The appellant testified that he was alone when he met the offended party, armed with a bolo and a cane; that the offended party challenged him to fight and struck him on the left arm with the cane; that the offended party stooped down to pick up a stone and the appellant struck him on the head and back with his bolo; that the offended party then went under the house of one Josefa Bajo and began to throw stones at the appellant; that the appellant followed the offended party, and they had a fight with their bolos, but as the bolo of the offended party was shorter than that of the appellant the offended party was not able to wound the appellant; that the offended party fell down and the appellant continued to slash him with the bolo. The appellant took the offended party's bolo and went home.

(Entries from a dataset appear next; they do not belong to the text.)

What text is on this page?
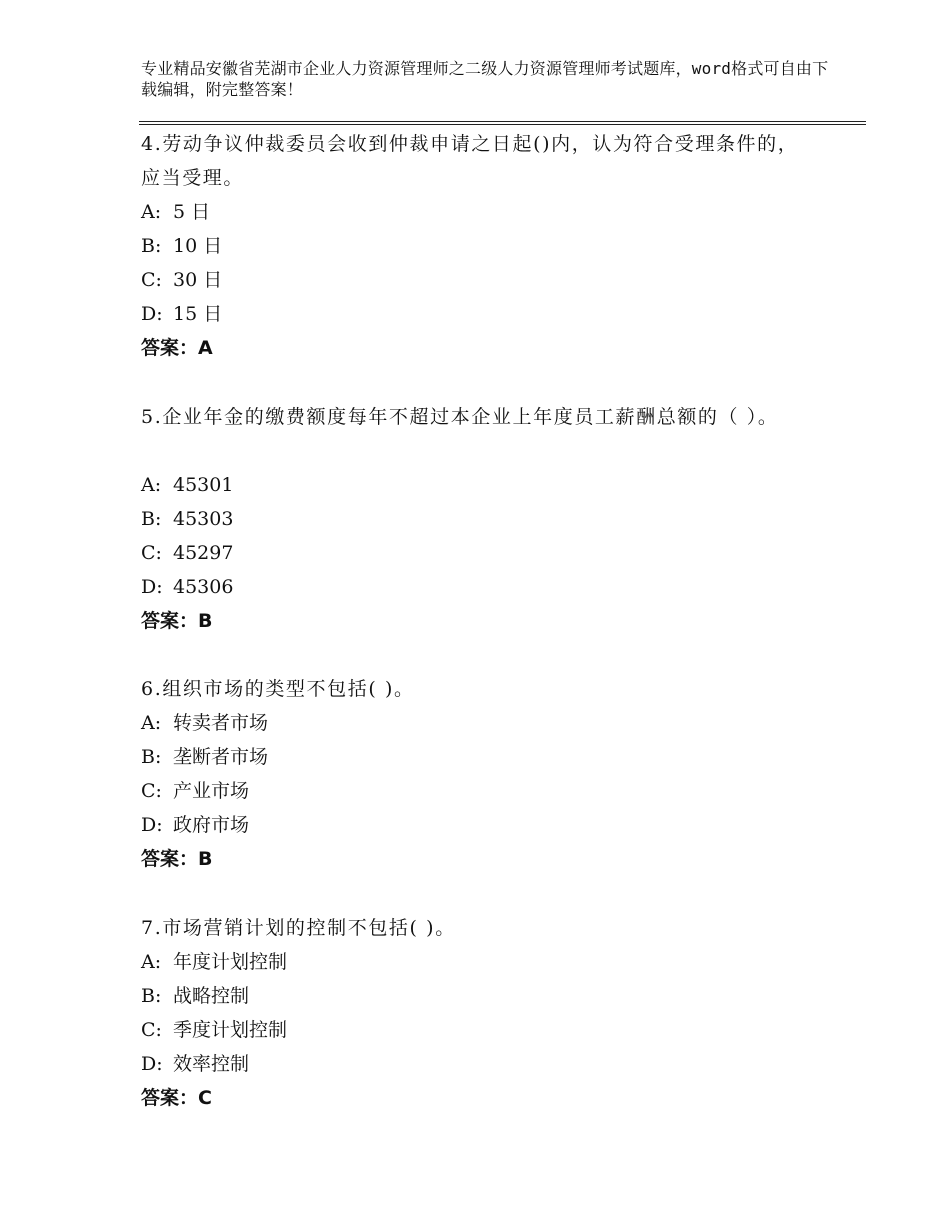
专业精品安徽省芜湖市企业人力资源管理师之二级人力资源管理师考试题库，word格式可自由下载编辑，附完整答案！
4.劳动争议仲裁委员会收到仲裁申请之日起()内，认为符合受理条件的，应当受理。
A: 5 日
B: 10 日
C: 30 日
D: 15 日
答案：A
5.企业年金的缴费额度每年不超过本企业上年度员工薪酬总额的（ ）。
A: 45301
B: 45303
C: 45297
D: 45306
答案：B
6.组织市场的类型不包括( )。
A: 转卖者市场
B: 垄断者市场
C: 产业市场
D: 政府市场
答案：B
7.市场营销计划的控制不包括( )。
A: 年度计划控制
B: 战略控制
C: 季度计划控制
D: 效率控制
答案：C
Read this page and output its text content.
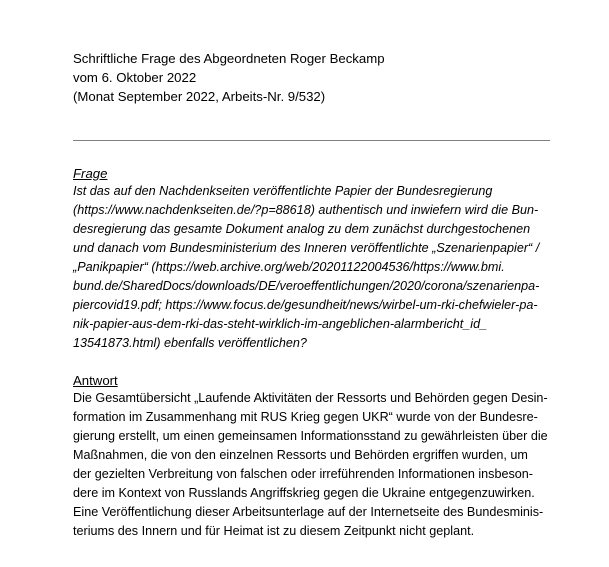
Schriftliche Frage des Abgeordneten Roger Beckamp
vom 6. Oktober 2022
(Monat September 2022, Arbeits-Nr. 9/532)
Frage
Ist das auf den Nachdenkseiten veröffentlichte Papier der Bundesregierung
(https://www.nachdenkseiten.de/?p=88618) authentisch und inwiefern wird die Bun-
desregierung das gesamte Dokument analog zu dem zunächst durchgestochenen
und danach vom Bundesministerium des Inneren veröffentlichte „Szenarienpapier“ /
„Panikpapier“ (https://web.archive.org/web/20201122004536/https://www.bmi.
bund.de/SharedDocs/downloads/DE/veroeffentlichungen/2020/corona/szenarienpa-
piercovid19.pdf; https://www.focus.de/gesundheit/news/wirbel-um-rki-chefwieler-pa-
nik-papier-aus-dem-rki-das-steht-wirklich-im-angeblichen-alarmbericht_id_
13541873.html) ebenfalls veröffentlichen?
Antwort
Die Gesamtübersicht „Laufende Aktivitäten der Ressorts und Behörden gegen Desin-
formation im Zusammenhang mit RUS Krieg gegen UKR“ wurde von der Bundesre-
gierung erstellt, um einen gemeinsamen Informationsstand zu gewährleisten über die
Maßnahmen, die von den einzelnen Ressorts und Behörden ergriffen wurden, um
der gezielten Verbreitung von falschen oder irreführenden Informationen insbeson-
dere im Kontext von Russlands Angriffskrieg gegen die Ukraine entgegenzuwirken.
Eine Veröffentlichung dieser Arbeitsunterlage auf der Internetseite des Bundesminis-
teriums des Innern und für Heimat ist zu diesem Zeitpunkt nicht geplant.
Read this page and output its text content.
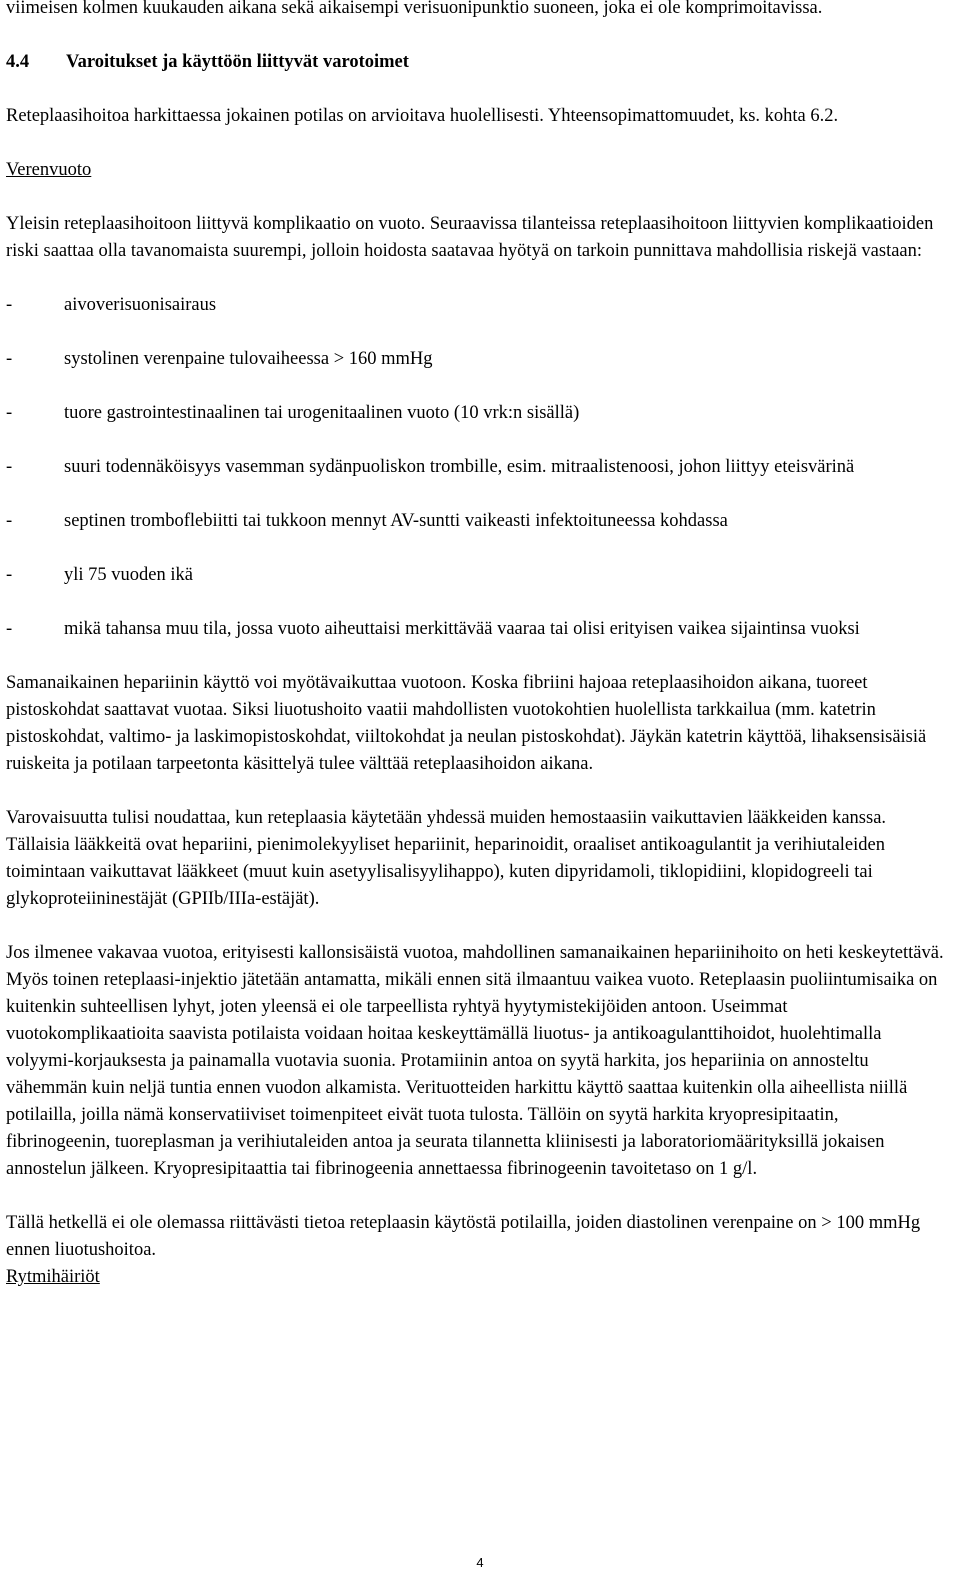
viimeisen kolmen kuukauden aikana sekä aikaisempi verisuonipunktio suoneen, joka ei ole komprimoitavissa.

4.4 Varoitukset ja käyttöön liittyvät varotoimet

Reteplaasihoitoa harkittaessa jokainen potilas on arvioitava huolellisesti. Yhteensopimattomuudet, ks. kohta 6.2.

Verenvuoto

Yleisin reteplaasihoitoon liittyvä komplikaatio on vuoto. Seuraavissa tilanteissa reteplaasihoitoon liittyvien komplikaatioiden riski saattaa olla tavanomaista suurempi, jolloin hoidosta saatavaa hyötyä on tarkoin punnittava mahdollisia riskejä vastaan:

-	aivoverisuonisairaus
-	systolinen verenpaine tulovaiheessa > 160 mmHg
-	tuore gastrointestinaalinen tai urogenitaalinen vuoto (10 vrk:n sisällä)
-	suuri todennäköisyys vasemman sydänpuoliskon trombille, esim. mitraalistenoosi, johon liittyy eteisvärinä
-	septinen tromboflebiitti tai tukkoon mennyt AV-suntti vaikeasti infektoituneessa kohdassa
-	yli 75 vuoden ikä
-	mikä tahansa muu tila, jossa vuoto aiheuttaisi merkittävää vaaraa tai olisi erityisen vaikea sijaintinsa vuoksi

Samanaikainen hepariinin käyttö voi myötävaikuttaa vuotoon. Koska fibriini hajoaa reteplaasihoidon aikana, tuoreet pistoskohdat saattavat vuotaa. Siksi liuotushoito vaatii mahdollisten vuotokohtien huolellista tarkkailua (mm. katetrin pistoskohdat, valtimo- ja laskimopistoskohdat, viiltokohdat ja neulan pistoskohdat). Jäykän katetrin käyttöä, lihaksensisäisiä ruiskeita ja potilaan tarpeetonta käsittelyä tulee välttää reteplaasihoidon aikana.

Varovaisuutta tulisi noudattaa, kun reteplaasia käytetään yhdessä muiden hemostaasiin vaikuttavien lääkkeiden kanssa. Tällaisia lääkkeitä ovat hepariini, pienimolekyyliset hepariinit, heparinoidit, oraaliset antikoagulantit ja verihiutaleiden toimintaan vaikuttavat lääkkeet (muut kuin asetyylisalisyylihappo), kuten dipyridamoli, tiklopidiini, klopidogreeli tai glykoproteiininestäjät (GPIIb/IIIa-estäjät).

Jos ilmenee vakavaa vuotoa, erityisesti kallonsisäistä vuotoa, mahdollinen samanaikainen hepariinihoito on heti keskeytettävä. Myös toinen reteplaasi-injektio jätetään antamatta, mikäli ennen sitä ilmaantuu vaikea vuoto. Reteplaasin puoliintumisaika on kuitenkin suhteellisen lyhyt, joten yleensä ei ole tarpeellista ryhtyä hyytymistekijöiden antoon. Useimmat vuotokomplikaatioita saavista potilaista voidaan hoitaa keskeyttämällä liuotus- ja antikoagulanttihoidot, huolehtimalla volyymi-korjauksesta ja painamalla vuotavia suonia. Protamiinin antoa on syytä harkita, jos hepariinia on annosteltu vähemmän kuin neljä tuntia ennen vuodon alkamista. Verituotteiden harkittu käyttö saattaa kuitenkin olla aiheellista niillä potilailla, joilla nämä konservatiiviset toimenpiteet eivät tuota tulosta. Tällöin on syytä harkita kryopresipitaatin, fibrinogeenin, tuoreplasman ja verihiutaleiden antoa ja seurata tilannetta kliinisesti ja laboratoriomäärityksillä jokaisen annostelun jälkeen. Kryopresipitaattia tai fibrinogeenia annettaessa fibrinogeenin tavoitetaso on 1 g/l.

Tällä hetkellä ei ole olemassa riittävästi tietoa reteplaasin käytöstä potilailla, joiden diastolinen verenpaine on > 100 mmHg ennen liuotushoitoa.

Rytmihäiriöt

4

The story of the appellant impresses us as being obviously untrue. The motive for the commission of the crime was shown to be the fact that the offended party had seduced the sister of the defendants but refused to marry her. If the offended party was provided with a bolo and a heavy cane as alleged by the appellant, it seems most improbable that he would stoop down to pick up a stone to throw at the appellant. Although the appellant received a bruise on the arm, and claims that he was struck by the offended party with a cane, no cane was found at the place where the incident occurred. Likewise improbable seems the testimony of the appellant that he took possession of and carried home the bolo of the offended party. Two bolos were found in the house of the appellant, the longer of which he admittedly made use of in wounding the offended party; the shorter one was claimed by the appellant to be the bolo of the offended party. The offended party testified that he was unarmed, and that he parried the blows with arms. This testimony of the offended party seems to be corroborated by the wounds he received on the arms and the fact that the appellant was not scratched. The offended party identified the smaller bolo, Exhibit B, as the bolo used by appellant's brother.

The trial judge found that the qualifying circumstance of treachery was not duly proved, and in this we concur, because it does not clearly appear that the offended party was suddenly attacked from behind without any warning. Taking into consideration the number and seriousness of the wounds inflicted upon the offended party, we agree with the lower court that it was clearly the intention of the appellant to take the life of the offended party. In view of the circumstances of the case, we increase the minimum sentence to be served by the appellant from two to four years of prision correccional. As thus modified, the decision appealed from is affirmed, with the costs against the appellant.

Avanceña, C.J., Abad Santos, Hull, and Recto, JJ., concur.